|Photo by Jörg Wüstkamp|
In my article “The Narrative And The Photograph” I have written about how in my opinion stories and imagery are very much connected and this being said it doesn’t surprise that many photographers are or have been writers. Be it to pen instructional books or more prosaic works as Edward Weston’s Daybooks, which I can’t seem to stop mentioning.
But of course, there are more creative disciplines and this here article deals with the interaction between those disciplines when a person devotes herself with more than one.
I will try and describe this for two disciplines that don’t seem to connect that easily — music and photography. I have been playing the guitar off and on for 30 years and after Funk and Rock finally settled with Jazz, playing in a trio with a bassist and a saxophone player.
The output, of course, is very different in both cases. One creates a piece of music, the other a print or at least an image we can look at on a screen. In the creation of these, I play an instrument to produce the first and operate a camera and a computer for the second.
So how do these two interact? It is not in the most obvious way, it is about the attitude, about the way of thinking. And I think it provides a very good way to reflect on what we are actually doing and how we do it.
As an example: A lot of Jazz musicians hum along when they are improvising. Both Barney Kessel and Herb Ellis (two old-school jazz guitarists) strongly recommend in their instructions to do the same. Is this something that I can use for photography?
First I need to think about why the jazz musician would do the humming in the first place. It is a means to get out of the head and into the “real” world what the musician hears internally, as it is much easier to play what you actually hear than what you “only” have in your head. It almost sounds like you’re humming along with the melody, but the humming ever so slightly happens before the actual plucking of the string (or whatever you do to produce the sound on your instrument), and it really helps to keep you from playing patterns and scales you visualize on the fretboard.
So it is about hearing what you will play before you actually play it. The next thing I will have to do is to figure out what the equivalent in photography might be. Which I think, would be visualization. According to Ansel Adams in “The Camera”, it is a concept, that “… includes the ability to anticipate a finished image before making the exposure, so that the procedures employed will contribute to achieving the desired result.” Translated for jazz, this would read: “ … the ability to anticipate a sound before playing it so that the procedures employed will contribute to achieving the desired result.”
Now you might ask, what does that do for your photography to know that there are these similarities?
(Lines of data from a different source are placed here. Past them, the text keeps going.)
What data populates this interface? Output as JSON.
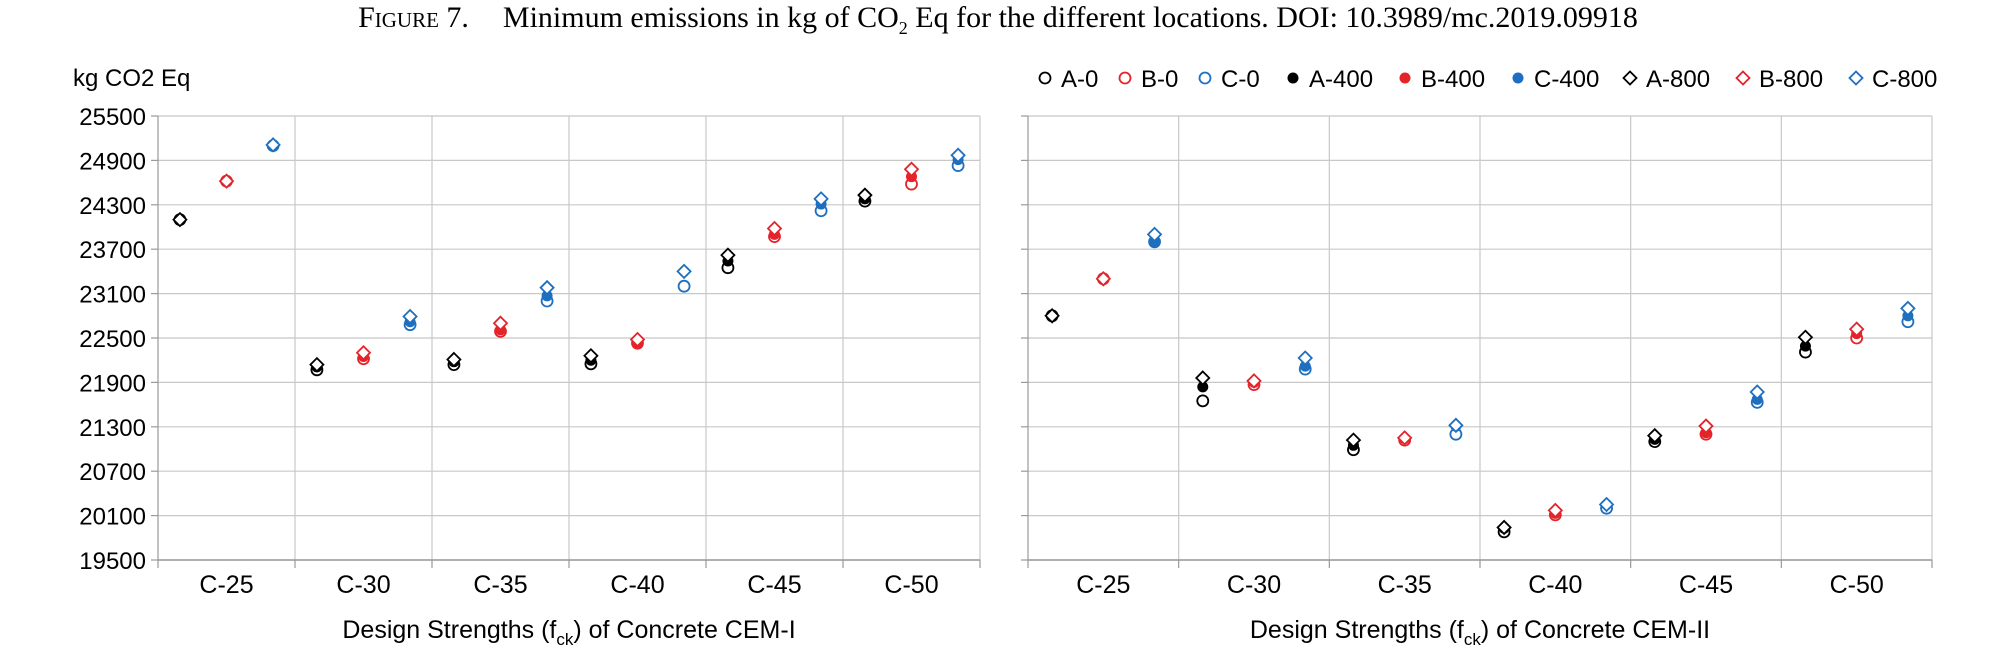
{
  "caption": {
    "label": "Figure 7.",
    "text_before_sub": "Minimum emissions in kg of CO",
    "sub": "2",
    "text_after_sub": " Eq for the different locations. DOI: 10.3989/mc.2019.09918"
  },
  "chart_data": [
    {
      "type": "scatter",
      "panel": "CEM-I",
      "ylabel": "kg CO2 Eq",
      "xlabel_prefix": "Design Strengths (f",
      "xlabel_sub": "ck",
      "xlabel_suffix": ") of Concrete CEM-I",
      "ylim": [
        19500,
        25500
      ],
      "yticks": [
        19500,
        20100,
        20700,
        21300,
        21900,
        22500,
        23100,
        23700,
        24300,
        24900,
        25500
      ],
      "grid": true,
      "categories": [
        "C-25",
        "C-30",
        "C-35",
        "C-40",
        "C-45",
        "C-50"
      ],
      "series": [
        {
          "name": "A-0",
          "values": [
            24100,
            22070,
            22140,
            22150,
            23450,
            24350
          ]
        },
        {
          "name": "B-0",
          "values": [
            24620,
            22220,
            22590,
            22430,
            23870,
            24580
          ]
        },
        {
          "name": "C-0",
          "values": [
            25100,
            22680,
            23000,
            23200,
            24220,
            24830
          ]
        },
        {
          "name": "A-400",
          "values": [
            24100,
            22110,
            22180,
            22200,
            23540,
            24380
          ]
        },
        {
          "name": "B-400",
          "values": [
            24620,
            22250,
            22610,
            22440,
            23900,
            24680
          ]
        },
        {
          "name": "C-400",
          "values": [
            25110,
            22720,
            23070,
            23400,
            24310,
            24910
          ]
        },
        {
          "name": "A-800",
          "values": [
            24100,
            22140,
            22210,
            22260,
            23620,
            24430
          ]
        },
        {
          "name": "B-800",
          "values": [
            24620,
            22300,
            22700,
            22480,
            23980,
            24780
          ]
        },
        {
          "name": "C-800",
          "values": [
            25110,
            22790,
            23180,
            23400,
            24380,
            24970
          ]
        }
      ]
    },
    {
      "type": "scatter",
      "panel": "CEM-II",
      "xlabel_prefix": "Design Strengths (f",
      "xlabel_sub": "ck",
      "xlabel_suffix": ") of Concrete CEM-II",
      "ylim": [
        19500,
        25500
      ],
      "grid": true,
      "legend_position": "top",
      "categories": [
        "C-25",
        "C-30",
        "C-35",
        "C-40",
        "C-45",
        "C-50"
      ],
      "series": [
        {
          "name": "A-0",
          "values": [
            22800,
            21650,
            20990,
            19880,
            21100,
            22310
          ]
        },
        {
          "name": "B-0",
          "values": [
            23300,
            21870,
            21120,
            20110,
            21200,
            22500
          ]
        },
        {
          "name": "C-0",
          "values": [
            23800,
            22080,
            21200,
            20200,
            21630,
            22720
          ]
        },
        {
          "name": "A-400",
          "values": [
            22800,
            21840,
            21050,
            19930,
            21130,
            22390
          ]
        },
        {
          "name": "B-400",
          "values": [
            23300,
            21900,
            21140,
            20130,
            21220,
            22560
          ]
        },
        {
          "name": "C-400",
          "values": [
            23800,
            22120,
            21310,
            20250,
            21670,
            22800
          ]
        },
        {
          "name": "A-800",
          "values": [
            22800,
            21960,
            21120,
            19940,
            21180,
            22510
          ]
        },
        {
          "name": "B-800",
          "values": [
            23300,
            21920,
            21150,
            20170,
            21310,
            22620
          ]
        },
        {
          "name": "C-800",
          "values": [
            23900,
            22230,
            21320,
            20250,
            21770,
            22900
          ]
        }
      ]
    }
  ],
  "legend": [
    "A-0",
    "B-0",
    "C-0",
    "A-400",
    "B-400",
    "C-400",
    "A-800",
    "B-800",
    "C-800"
  ],
  "colors": {
    "A": "#000000",
    "B": "#e3242b",
    "C": "#1f6fbf"
  },
  "markers": {
    "0": "open-circle",
    "400": "filled-circle",
    "800": "open-diamond"
  }
}
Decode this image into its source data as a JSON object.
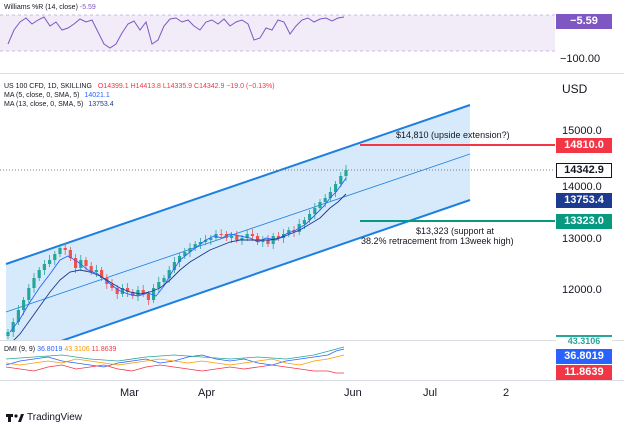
{
  "wr": {
    "label": "Williams %R (14, close)",
    "value": "-5.59",
    "tag": "−5.59",
    "axis_low": "−100.00"
  },
  "main": {
    "title": "US 100 CFD, 1D, SKILLING",
    "ohlc": "O14399.1 H14413.8 L14335.9 C14342.9 −19.0 (−0.13%)",
    "ma5": "MA (5, close, 0, SMA, 5)",
    "ma5_value": "14021.1",
    "ma13": "MA (13, close, 0, SMA, 5)",
    "ma13_value": "13753.4",
    "currency": "USD",
    "y_ticks": [
      "15000.0",
      "14000.0",
      "13000.0",
      "12000.0"
    ],
    "tags": {
      "target": "14810.0",
      "price": "14342.9",
      "ma13": "13753.4",
      "support": "13323.0"
    },
    "annotation_target": "$14,810 (upside extension?)",
    "annotation_support_1": "$13,323 (support at",
    "annotation_support_2": "38.2% retracement from 13week high)"
  },
  "dmi": {
    "label": "DMI (9, 9)",
    "v1": "36.8019",
    "v2": "43.3106",
    "v3": "11.8639",
    "tag_hidden": "43.3106",
    "tag_plus": "36.8019",
    "tag_minus": "11.8639"
  },
  "x_axis": [
    "Mar",
    "Apr",
    "Jun",
    "Jul",
    "2"
  ],
  "footer": {
    "brand": "TradingView"
  },
  "colors": {
    "channel_fill": "#cfe6fb",
    "channel_line": "#1e7fe0",
    "target_red": "#f23645",
    "support_green": "#089981",
    "wr_purple": "#7e57c2",
    "bull": "#26a69a",
    "bear": "#ef5350",
    "price_tag": "#ffffff",
    "ma13_tag": "#1c3a8f",
    "dmi_plus_blue": "#2962ff"
  }
}
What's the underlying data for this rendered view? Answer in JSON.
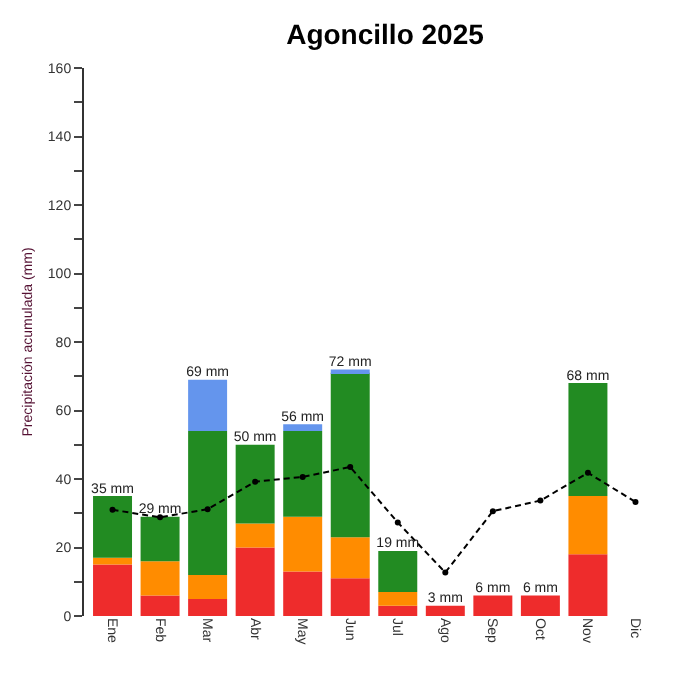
{
  "chart_data": {
    "type": "bar",
    "title": "Agoncillo 2025",
    "ylabel": "Precipitación acumulada (mm)",
    "categories": [
      "Ene",
      "Feb",
      "Mar",
      "Abr",
      "May",
      "Jun",
      "Jul",
      "Ago",
      "Sep",
      "Oct",
      "Nov",
      "Dic"
    ],
    "stacked": true,
    "series": [
      {
        "color": "#ee2c2c",
        "values": [
          15,
          6,
          5,
          20,
          13,
          11,
          3,
          3,
          6,
          6,
          18,
          null
        ]
      },
      {
        "color": "#ff8c00",
        "values": [
          2,
          10,
          7,
          7,
          16,
          12,
          4,
          null,
          null,
          null,
          17,
          null
        ]
      },
      {
        "color": "#228b22",
        "values": [
          18,
          13,
          42,
          23,
          25,
          48,
          12,
          null,
          null,
          null,
          33,
          null
        ]
      },
      {
        "color": "#6495ed",
        "values": [
          null,
          null,
          15,
          null,
          2,
          1,
          null,
          null,
          null,
          null,
          null,
          null
        ]
      },
      {
        "type": "line",
        "color": "#000000",
        "line_style": "dashed",
        "marker": "circle",
        "values": [
          31,
          28.8,
          31.2,
          39.2,
          40.6,
          43.5,
          27.3,
          12.7,
          30.6,
          33.7,
          41.8,
          33.3
        ]
      }
    ],
    "totals": [
      "35 mm",
      "29 mm",
      "69 mm",
      "50 mm",
      "56 mm",
      "72 mm",
      "19 mm",
      "3 mm",
      "6 mm",
      "6 mm",
      "68 mm",
      null
    ],
    "ylim": [
      0,
      160
    ],
    "yticks": [
      0,
      {
        "value": 10,
        "label": null
      },
      20,
      {
        "value": 30,
        "label": null
      },
      40,
      {
        "value": 50,
        "label": null
      },
      60,
      {
        "value": 70,
        "label": null
      },
      80,
      {
        "value": 90,
        "label": null
      },
      100,
      {
        "value": 110,
        "label": null
      },
      120,
      {
        "value": 130,
        "label": null
      },
      140,
      {
        "value": 150,
        "label": null
      },
      160
    ],
    "grid": false
  }
}
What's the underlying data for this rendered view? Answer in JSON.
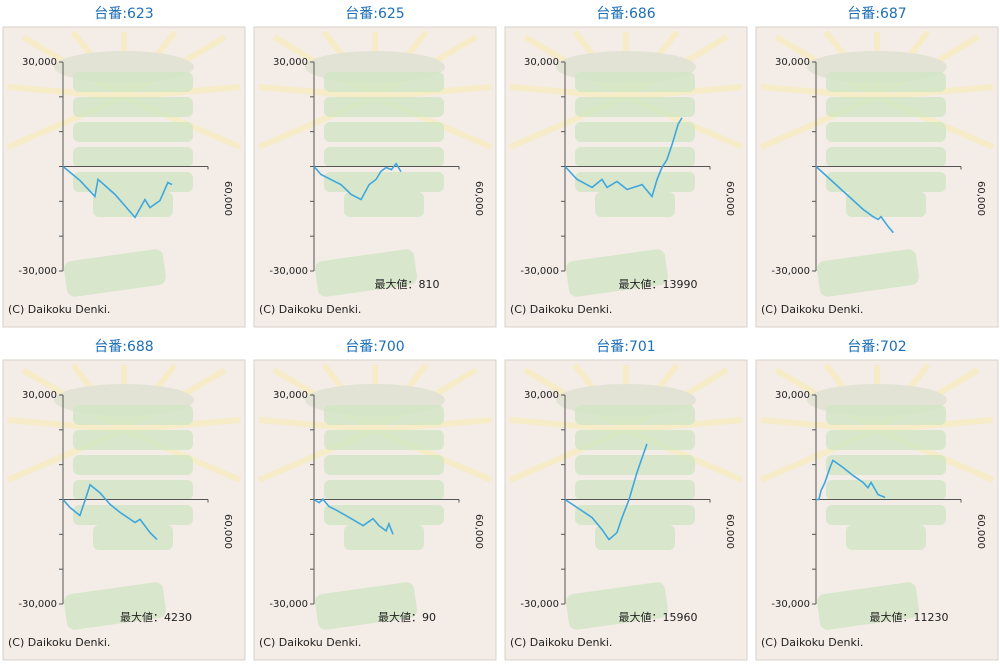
{
  "chart_data": [
    {
      "type": "line",
      "title": "台番:623",
      "color": "#3ea7dd",
      "xlim": [
        0,
        60000
      ],
      "ylim": [
        -30000,
        30000
      ],
      "xticks": [
        {
          "value": 60000,
          "label": "60,000"
        }
      ],
      "yticks": [
        {
          "value": 30000,
          "label": "30,000"
        },
        {
          "value": -30000,
          "label": "-30,000"
        }
      ],
      "minor_yticks": [
        20000,
        10000,
        0,
        -10000,
        -20000
      ],
      "x": [
        0,
        7000,
        13200,
        14500,
        21500,
        29800,
        33900,
        36000,
        40100,
        43400,
        45100
      ],
      "values": [
        0,
        -4000,
        -8600,
        -3700,
        -8000,
        -14600,
        -9500,
        -11800,
        -9800,
        -4600,
        -5200
      ],
      "copyright": "(C) Daikoku Denki."
    },
    {
      "type": "line",
      "title": "台番:625",
      "color": "#3ea7dd",
      "xlim": [
        0,
        60000
      ],
      "ylim": [
        -30000,
        30000
      ],
      "xticks": [
        {
          "value": 60000,
          "label": "60,000"
        }
      ],
      "yticks": [
        {
          "value": 30000,
          "label": "30,000"
        },
        {
          "value": -30000,
          "label": "-30,000"
        }
      ],
      "minor_yticks": [
        20000,
        10000,
        0,
        -10000,
        -20000
      ],
      "x": [
        0,
        2900,
        11200,
        15300,
        19500,
        22800,
        25700,
        27700,
        29800,
        32000,
        34000,
        36000
      ],
      "values": [
        0,
        -2300,
        -5200,
        -8000,
        -9500,
        -5200,
        -3700,
        -1400,
        -300,
        -900,
        810,
        -1500
      ],
      "annotation": "最大値：810",
      "copyright": "(C) Daikoku Denki."
    },
    {
      "type": "line",
      "title": "台番:686",
      "color": "#3ea7dd",
      "xlim": [
        0,
        60000
      ],
      "ylim": [
        -30000,
        30000
      ],
      "xticks": [
        {
          "value": 60000,
          "label": "60,000"
        }
      ],
      "yticks": [
        {
          "value": 30000,
          "label": "30,000"
        },
        {
          "value": -30000,
          "label": "-30,000"
        }
      ],
      "minor_yticks": [
        20000,
        10000,
        0,
        -10000,
        -20000
      ],
      "x": [
        0,
        5000,
        11200,
        15300,
        17400,
        21500,
        25700,
        31900,
        36000,
        38100,
        40100,
        42200,
        44300,
        46800,
        48400
      ],
      "values": [
        0,
        -3700,
        -6000,
        -3700,
        -6000,
        -4300,
        -6600,
        -5200,
        -8600,
        -3700,
        -300,
        2000,
        6300,
        12100,
        13990
      ],
      "annotation": "最大値：13990",
      "copyright": "(C) Daikoku Denki."
    },
    {
      "type": "line",
      "title": "台番:687",
      "color": "#3ea7dd",
      "xlim": [
        0,
        60000
      ],
      "ylim": [
        -30000,
        30000
      ],
      "xticks": [
        {
          "value": 60000,
          "label": "60,000"
        }
      ],
      "yticks": [
        {
          "value": 30000,
          "label": "30,000"
        },
        {
          "value": -30000,
          "label": "-30,000"
        }
      ],
      "minor_yticks": [
        20000,
        10000,
        0,
        -10000,
        -20000
      ],
      "x": [
        0,
        19500,
        23600,
        25700,
        26900,
        29800,
        32000
      ],
      "values": [
        0,
        -12300,
        -14400,
        -15200,
        -14400,
        -17200,
        -19000
      ],
      "copyright": "(C) Daikoku Denki."
    },
    {
      "type": "line",
      "title": "台番:688",
      "color": "#3ea7dd",
      "xlim": [
        0,
        60000
      ],
      "ylim": [
        -30000,
        30000
      ],
      "xticks": [
        {
          "value": 60000,
          "label": "60,000"
        }
      ],
      "yticks": [
        {
          "value": 30000,
          "label": "30,000"
        },
        {
          "value": -30000,
          "label": "-30,000"
        }
      ],
      "minor_yticks": [
        20000,
        10000,
        0,
        -10000,
        -20000
      ],
      "x": [
        0,
        2900,
        7000,
        9100,
        11200,
        15300,
        19500,
        23600,
        29800,
        31900,
        36000,
        38900
      ],
      "values": [
        0,
        -2300,
        -4600,
        -300,
        4230,
        1900,
        -1400,
        -3700,
        -6600,
        -5700,
        -9500,
        -11500
      ],
      "annotation": "最大値：4230",
      "copyright": "(C) Daikoku Denki."
    },
    {
      "type": "line",
      "title": "台番:700",
      "color": "#3ea7dd",
      "xlim": [
        0,
        60000
      ],
      "ylim": [
        -30000,
        30000
      ],
      "xticks": [
        {
          "value": 60000,
          "label": "60,000"
        }
      ],
      "yticks": [
        {
          "value": 30000,
          "label": "30,000"
        },
        {
          "value": -30000,
          "label": "-30,000"
        }
      ],
      "minor_yticks": [
        20000,
        10000,
        0,
        -10000,
        -20000
      ],
      "x": [
        0,
        2100,
        3700,
        6200,
        9100,
        13200,
        17400,
        20300,
        22800,
        24400,
        26900,
        29800,
        31000,
        32700
      ],
      "values": [
        0,
        -900,
        90,
        -2000,
        -3000,
        -4600,
        -6300,
        -7500,
        -6300,
        -5500,
        -7500,
        -9000,
        -7000,
        -10000
      ],
      "annotation": "最大値：90",
      "copyright": "(C) Daikoku Denki."
    },
    {
      "type": "line",
      "title": "台番:701",
      "color": "#3ea7dd",
      "xlim": [
        0,
        60000
      ],
      "ylim": [
        -30000,
        30000
      ],
      "xticks": [
        {
          "value": 60000,
          "label": "60,000"
        }
      ],
      "yticks": [
        {
          "value": 30000,
          "label": "30,000"
        },
        {
          "value": -30000,
          "label": "-30,000"
        }
      ],
      "minor_yticks": [
        20000,
        10000,
        0,
        -10000,
        -20000
      ],
      "x": [
        0,
        5000,
        11200,
        15300,
        18200,
        21500,
        23600,
        26500,
        29800,
        33900
      ],
      "values": [
        0,
        -2300,
        -5200,
        -8600,
        -11500,
        -9500,
        -5200,
        0,
        7800,
        15960
      ],
      "annotation": "最大値：15960",
      "copyright": "(C) Daikoku Denki."
    },
    {
      "type": "line",
      "title": "台番:702",
      "color": "#3ea7dd",
      "xlim": [
        0,
        60000
      ],
      "ylim": [
        -30000,
        30000
      ],
      "xticks": [
        {
          "value": 60000,
          "label": "60,000"
        }
      ],
      "yticks": [
        {
          "value": 30000,
          "label": "30,000"
        },
        {
          "value": -30000,
          "label": "-30,000"
        }
      ],
      "minor_yticks": [
        20000,
        10000,
        0,
        -10000,
        -20000
      ],
      "x": [
        0,
        1200,
        2100,
        3700,
        5800,
        7000,
        11200,
        15300,
        19500,
        21500,
        22800,
        25700,
        28600
      ],
      "values": [
        0,
        0,
        2600,
        4900,
        9200,
        11230,
        9200,
        6900,
        4900,
        3400,
        4900,
        1400,
        600
      ],
      "annotation": "最大値：11230",
      "copyright": "(C) Daikoku Denki."
    }
  ]
}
I think first it opens your mind so you don’t just dismiss concepts or ideas from other disciplines as useless, to begin with just because they are based on sound or creating three-dimensional objects or stories or what have you.
I have been playing music much longer than I have been making photographs. So in transferring the truths, I found in music, I can maybe accelerate my development as a digital artist in photography. And as I am using concepts and ideas from my other disciplines (writing and music) and can embrace their interaction, I can think, feel and live neither as a writer, musician or photographer, but as an artist. And since my creativity flows in all of those three directions and they feed off each other, I not only amplify each but also make them more unique, more my own because they are also influenced by the two other components.